Choosing the most vomit-inducing image from TV coverage of Tory Party conference is often difficult given the wide choice available.
The sight of Iain Duncan Smith punching the air in delight when David Cameron announced plans to reduce income tax for the highest-paid 10 per cent ranks pretty high.
But it was his comments at a fringe meeting on the supposed need for bombing raids inside Syria that proved even more chilling.
“I believe ultimately that is exactly what we will have to do,” he declared.
“There was absolute unity around the Cabinet table … that the complete package is ultimately having to deal with Isil, not Isil in one place.”
Like the Prime Minister, Duncan Smith has adopted the US style of Isil rather than the more usual reference in Britain to Isis.
“The reality, I have to be honest with you, is that it is a Labour issue … We need to carry the House of Commons on these things and so the answer here is that Labour decided that, frankly, this was not a step they wanted to take, so it conditions what we are doing,” he added.
Duncan Smith’s recognition that Ed Miliband’s refusal last year to back Cameron’s proposal to join Washington in unleashing air power against President Bashar al-Assad’s forces stopped the warmongers in their tracks speaks volumes for the peace movement role in putting pressure on Labour.
This was all the more remarkable since some new Labour hangers-on, taking their lead from their prince across the sea, Israel’s ambassador at large Tony Blair, were gung-ho for blitzing Syria.
What a difference a year makes. The siren voices backing “precision strikes” then against Syrian state forces demand the same now against Isis, which spearheads the armed struggle against Assad.
Instead of recognising that they were wrong last year to back jihadi efforts to overthrow the brutal but secular government in Syria, the US and its allies affect a “pox on both your houses” position.
There is no justification for US warplanes to bomb Syria without consent of the country’s legitimate government.
However, Damascus itself has opted to keep its head down.
Although National Reconciliation Minister Ali Haidar declared that military action “without the consent of the Syrian government would be an attack on Syria,” it has not protested to the UN and has quietly removed its forces from areas under US attack.
The government’s clear hope is that a de facto anti-Isis alliance of convenience, including Syria, Iraq, Iran and the US, will emerge to defeat the jihadi insurgency and herald future co-operation.

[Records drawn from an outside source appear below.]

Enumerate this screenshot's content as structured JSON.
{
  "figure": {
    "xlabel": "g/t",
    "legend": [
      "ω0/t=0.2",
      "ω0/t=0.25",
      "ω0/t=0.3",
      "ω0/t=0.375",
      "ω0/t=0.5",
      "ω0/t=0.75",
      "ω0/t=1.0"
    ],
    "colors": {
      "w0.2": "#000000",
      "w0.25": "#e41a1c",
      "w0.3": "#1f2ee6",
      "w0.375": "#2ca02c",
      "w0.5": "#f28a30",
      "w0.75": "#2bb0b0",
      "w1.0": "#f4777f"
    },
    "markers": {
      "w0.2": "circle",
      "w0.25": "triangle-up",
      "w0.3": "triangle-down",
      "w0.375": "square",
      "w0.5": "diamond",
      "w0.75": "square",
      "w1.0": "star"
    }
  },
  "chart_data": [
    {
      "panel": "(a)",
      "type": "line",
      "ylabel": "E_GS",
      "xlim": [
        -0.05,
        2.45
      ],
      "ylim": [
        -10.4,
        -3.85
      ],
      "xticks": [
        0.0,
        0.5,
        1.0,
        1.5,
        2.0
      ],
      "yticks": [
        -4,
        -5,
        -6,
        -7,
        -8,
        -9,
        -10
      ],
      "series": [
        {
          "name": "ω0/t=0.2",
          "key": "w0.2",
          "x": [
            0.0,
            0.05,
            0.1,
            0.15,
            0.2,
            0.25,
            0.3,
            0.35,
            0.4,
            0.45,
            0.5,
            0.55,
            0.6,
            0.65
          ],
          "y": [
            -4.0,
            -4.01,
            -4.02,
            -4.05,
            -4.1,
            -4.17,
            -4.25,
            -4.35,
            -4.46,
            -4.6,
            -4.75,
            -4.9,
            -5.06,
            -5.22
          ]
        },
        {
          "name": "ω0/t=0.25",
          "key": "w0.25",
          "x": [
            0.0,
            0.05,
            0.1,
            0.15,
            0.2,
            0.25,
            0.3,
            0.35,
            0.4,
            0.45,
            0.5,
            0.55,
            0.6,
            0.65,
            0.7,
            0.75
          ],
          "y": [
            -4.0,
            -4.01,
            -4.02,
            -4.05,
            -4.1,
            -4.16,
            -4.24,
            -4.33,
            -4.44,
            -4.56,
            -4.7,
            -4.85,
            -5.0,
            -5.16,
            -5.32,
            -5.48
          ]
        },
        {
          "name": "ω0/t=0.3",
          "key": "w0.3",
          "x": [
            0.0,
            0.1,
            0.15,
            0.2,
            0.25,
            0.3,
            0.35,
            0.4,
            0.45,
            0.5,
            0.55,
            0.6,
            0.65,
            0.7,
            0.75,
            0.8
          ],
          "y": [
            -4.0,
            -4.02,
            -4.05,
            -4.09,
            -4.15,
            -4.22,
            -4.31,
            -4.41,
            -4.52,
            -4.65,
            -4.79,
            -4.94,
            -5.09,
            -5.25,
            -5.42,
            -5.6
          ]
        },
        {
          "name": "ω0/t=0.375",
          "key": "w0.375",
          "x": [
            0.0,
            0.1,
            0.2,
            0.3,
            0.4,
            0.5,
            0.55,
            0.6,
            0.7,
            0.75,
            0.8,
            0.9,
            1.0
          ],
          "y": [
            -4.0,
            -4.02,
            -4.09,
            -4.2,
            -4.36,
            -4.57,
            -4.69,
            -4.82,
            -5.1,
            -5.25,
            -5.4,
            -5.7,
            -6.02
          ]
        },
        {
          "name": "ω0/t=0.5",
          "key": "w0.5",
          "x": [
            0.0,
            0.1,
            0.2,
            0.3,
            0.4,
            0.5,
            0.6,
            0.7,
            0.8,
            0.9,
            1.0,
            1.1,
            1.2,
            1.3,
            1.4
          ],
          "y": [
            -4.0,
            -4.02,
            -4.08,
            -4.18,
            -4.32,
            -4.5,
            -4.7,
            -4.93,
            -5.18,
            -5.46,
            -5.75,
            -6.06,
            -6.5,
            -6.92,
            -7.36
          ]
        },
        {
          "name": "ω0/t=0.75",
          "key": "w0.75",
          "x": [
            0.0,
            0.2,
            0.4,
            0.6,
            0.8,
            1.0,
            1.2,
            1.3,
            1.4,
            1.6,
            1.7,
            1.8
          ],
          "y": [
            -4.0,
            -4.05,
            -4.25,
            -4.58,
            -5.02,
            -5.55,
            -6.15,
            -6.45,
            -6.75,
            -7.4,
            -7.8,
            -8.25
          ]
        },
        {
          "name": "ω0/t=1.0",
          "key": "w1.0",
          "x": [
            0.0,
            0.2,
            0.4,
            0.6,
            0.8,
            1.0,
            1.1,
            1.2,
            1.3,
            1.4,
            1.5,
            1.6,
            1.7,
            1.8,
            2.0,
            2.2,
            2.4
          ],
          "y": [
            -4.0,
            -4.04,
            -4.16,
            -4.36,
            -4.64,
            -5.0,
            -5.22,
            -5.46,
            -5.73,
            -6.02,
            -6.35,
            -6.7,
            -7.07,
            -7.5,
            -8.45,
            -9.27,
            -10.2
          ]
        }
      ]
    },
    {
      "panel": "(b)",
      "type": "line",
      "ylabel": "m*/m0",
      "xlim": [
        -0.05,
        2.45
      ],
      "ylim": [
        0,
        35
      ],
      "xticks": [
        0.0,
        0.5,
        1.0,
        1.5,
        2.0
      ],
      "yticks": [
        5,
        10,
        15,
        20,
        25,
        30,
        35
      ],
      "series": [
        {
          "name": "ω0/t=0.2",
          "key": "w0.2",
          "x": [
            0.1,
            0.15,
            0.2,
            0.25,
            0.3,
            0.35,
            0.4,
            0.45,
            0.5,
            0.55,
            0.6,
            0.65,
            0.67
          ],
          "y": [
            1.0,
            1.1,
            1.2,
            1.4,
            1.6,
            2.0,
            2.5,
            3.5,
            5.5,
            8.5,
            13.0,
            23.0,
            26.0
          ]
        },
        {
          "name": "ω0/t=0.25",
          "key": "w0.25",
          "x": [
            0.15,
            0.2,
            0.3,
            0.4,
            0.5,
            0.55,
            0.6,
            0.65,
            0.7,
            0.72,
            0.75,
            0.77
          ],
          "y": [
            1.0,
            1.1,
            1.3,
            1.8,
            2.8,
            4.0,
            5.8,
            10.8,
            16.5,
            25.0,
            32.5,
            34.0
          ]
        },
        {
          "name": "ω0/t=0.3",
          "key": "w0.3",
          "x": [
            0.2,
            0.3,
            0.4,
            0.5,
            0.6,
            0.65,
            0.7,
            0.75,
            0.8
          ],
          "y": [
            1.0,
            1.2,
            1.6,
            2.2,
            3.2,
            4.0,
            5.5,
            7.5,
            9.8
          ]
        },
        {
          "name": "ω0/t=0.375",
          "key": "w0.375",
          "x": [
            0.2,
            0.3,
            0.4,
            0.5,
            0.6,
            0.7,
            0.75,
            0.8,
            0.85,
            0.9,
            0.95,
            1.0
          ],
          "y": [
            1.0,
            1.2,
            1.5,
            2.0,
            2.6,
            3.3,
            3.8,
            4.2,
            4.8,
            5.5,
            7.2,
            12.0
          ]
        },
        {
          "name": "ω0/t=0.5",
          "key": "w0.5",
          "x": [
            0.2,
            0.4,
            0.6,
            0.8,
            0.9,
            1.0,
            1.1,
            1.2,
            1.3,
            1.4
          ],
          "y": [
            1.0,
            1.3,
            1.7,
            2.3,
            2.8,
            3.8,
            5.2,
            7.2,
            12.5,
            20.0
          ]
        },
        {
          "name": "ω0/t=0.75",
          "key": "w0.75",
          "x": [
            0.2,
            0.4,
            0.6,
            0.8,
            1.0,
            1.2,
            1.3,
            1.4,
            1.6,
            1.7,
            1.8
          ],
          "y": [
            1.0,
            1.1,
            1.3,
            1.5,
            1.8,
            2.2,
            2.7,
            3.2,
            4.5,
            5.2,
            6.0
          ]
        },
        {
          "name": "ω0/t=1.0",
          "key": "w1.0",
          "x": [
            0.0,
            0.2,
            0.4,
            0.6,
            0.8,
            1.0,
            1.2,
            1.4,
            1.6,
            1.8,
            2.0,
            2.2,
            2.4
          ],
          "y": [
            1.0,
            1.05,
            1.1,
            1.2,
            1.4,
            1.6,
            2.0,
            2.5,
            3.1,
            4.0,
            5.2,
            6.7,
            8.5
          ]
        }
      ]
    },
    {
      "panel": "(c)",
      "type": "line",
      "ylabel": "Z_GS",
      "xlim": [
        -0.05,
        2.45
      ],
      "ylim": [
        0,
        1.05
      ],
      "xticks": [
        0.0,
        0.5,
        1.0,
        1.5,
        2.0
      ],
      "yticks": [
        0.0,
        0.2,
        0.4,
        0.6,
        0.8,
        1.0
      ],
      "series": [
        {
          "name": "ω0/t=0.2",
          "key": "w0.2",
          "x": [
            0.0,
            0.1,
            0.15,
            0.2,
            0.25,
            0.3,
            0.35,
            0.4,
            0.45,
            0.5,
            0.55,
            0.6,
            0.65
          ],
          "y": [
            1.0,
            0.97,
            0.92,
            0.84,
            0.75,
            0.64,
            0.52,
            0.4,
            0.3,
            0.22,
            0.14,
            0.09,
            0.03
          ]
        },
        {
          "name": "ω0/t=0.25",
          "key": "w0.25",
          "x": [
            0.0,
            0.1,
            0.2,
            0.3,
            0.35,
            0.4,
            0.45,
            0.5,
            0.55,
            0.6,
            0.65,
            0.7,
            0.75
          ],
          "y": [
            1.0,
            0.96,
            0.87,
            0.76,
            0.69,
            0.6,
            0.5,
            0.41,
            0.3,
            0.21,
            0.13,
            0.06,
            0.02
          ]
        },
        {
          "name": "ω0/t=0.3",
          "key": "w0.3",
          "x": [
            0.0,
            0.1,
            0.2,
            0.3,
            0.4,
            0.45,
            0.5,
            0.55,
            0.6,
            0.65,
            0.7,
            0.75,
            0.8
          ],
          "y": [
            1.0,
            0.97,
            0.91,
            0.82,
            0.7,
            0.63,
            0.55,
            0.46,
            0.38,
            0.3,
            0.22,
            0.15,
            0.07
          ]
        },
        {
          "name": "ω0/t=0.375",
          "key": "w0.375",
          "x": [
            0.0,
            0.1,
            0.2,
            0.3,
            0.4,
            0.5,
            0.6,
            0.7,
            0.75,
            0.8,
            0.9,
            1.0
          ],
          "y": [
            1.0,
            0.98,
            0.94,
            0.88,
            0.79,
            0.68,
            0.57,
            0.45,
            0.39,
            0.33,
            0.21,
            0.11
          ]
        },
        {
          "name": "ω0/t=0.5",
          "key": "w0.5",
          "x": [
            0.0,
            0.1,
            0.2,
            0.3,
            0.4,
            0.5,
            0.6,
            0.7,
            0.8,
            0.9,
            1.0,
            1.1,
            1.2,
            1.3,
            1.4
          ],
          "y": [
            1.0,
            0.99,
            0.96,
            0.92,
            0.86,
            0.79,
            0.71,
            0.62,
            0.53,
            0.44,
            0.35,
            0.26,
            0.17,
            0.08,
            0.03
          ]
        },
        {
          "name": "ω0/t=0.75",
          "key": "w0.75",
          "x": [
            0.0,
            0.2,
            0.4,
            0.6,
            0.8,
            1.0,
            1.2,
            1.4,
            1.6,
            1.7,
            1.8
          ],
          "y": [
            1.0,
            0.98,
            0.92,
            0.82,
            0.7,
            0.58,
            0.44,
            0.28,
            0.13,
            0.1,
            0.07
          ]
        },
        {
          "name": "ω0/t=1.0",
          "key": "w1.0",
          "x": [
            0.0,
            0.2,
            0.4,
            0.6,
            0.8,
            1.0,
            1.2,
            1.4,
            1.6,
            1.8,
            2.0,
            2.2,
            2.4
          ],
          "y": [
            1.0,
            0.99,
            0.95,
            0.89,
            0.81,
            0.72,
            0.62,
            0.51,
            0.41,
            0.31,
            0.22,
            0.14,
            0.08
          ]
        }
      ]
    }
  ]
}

Assad will have drawn comfort from US Secretary of State John Kerry’s decision to use Baghdad as a conduit to forewarn his government of the timing and location of air strikes.
But such is the ongoing paranoia within the US and many of its European and Arab allies about Iranian regional influence that there is constant pressure on Barack Obama to fight a war on two fronts against both Isis and Assad.
For the warmongers, Iran is the spider at the centre of a web that includes Syria and Lebanese resistance group Hezbollah.
Michael Oren, the recently departed Israeli ambassador to Washington, encapsulated this view, claiming: “The greatest danger to Israel is by the strategic arc that extends from Tehran to Damascus to Beirut.”
Tel Aviv has expressed its preference for jihadi cut-throats over Assad by shooting down Syrian aircraft seeking to engage al-Qaida-affiliated Jabhat al-Nusra forces on the border with the Israeli-occupied Golan Heights.
More crucial to the fate of Syria has been the actions of Turkey, Saudi Arabia and Qatar.
The Saud and al-Thani family autocracies have liberally armed and bankrolled the anti-Assad jihadi groups but have been persuaded to join, in however faltering a fashion, the US-led coalition.
Turkey, with its Muslim Brotherhood-linked government headed by Recep Tayyip Erdogan, makes no secret of its determination to secure Assad’s overthrow.
Ankara has turned a blind eye to floods of foreign jihadis crossing the border into Syria and has allowed them to traffic plundered oil products in Turkey.
Yet it has obstructed Kurds from crossing into Syria to help the YPG self-defence forces retain Kobane for fear of strengthening the position of the Kurdistan Workers Party inside Turkey.
Ankara has also prevented Damascus from giving air support to the Kurds at Kobane, attacking Syrian planes.
And the decision of the Turkish parliament on Thursday to authorise troops crossing into both Iraq and Syria bodes ill for the region.
Our Foreign Secretary Philip Hammond tries to rewrite history, blaming Assad for the emergence of Isis when the fingerprints of the illegal US-led 2003 invasion of Iraq are clearly visible, to say nothing of earlier crimes against the region, such as the Sykes-Picot territorial carve-up and the Balfour declaration.
Ed Miliband concluded reasonably last year that another splurge of imperialist air power was the last thing Syria needed, but his current position is weaker after swallowing the argument for air strikes in Iraq.
Despite that, all anti-war campaigners, including within Parliament, must be on guard to ensure no mission creep in the shape of British air strikes on Syria and a slide into Blair’s dystopian preference for war without end.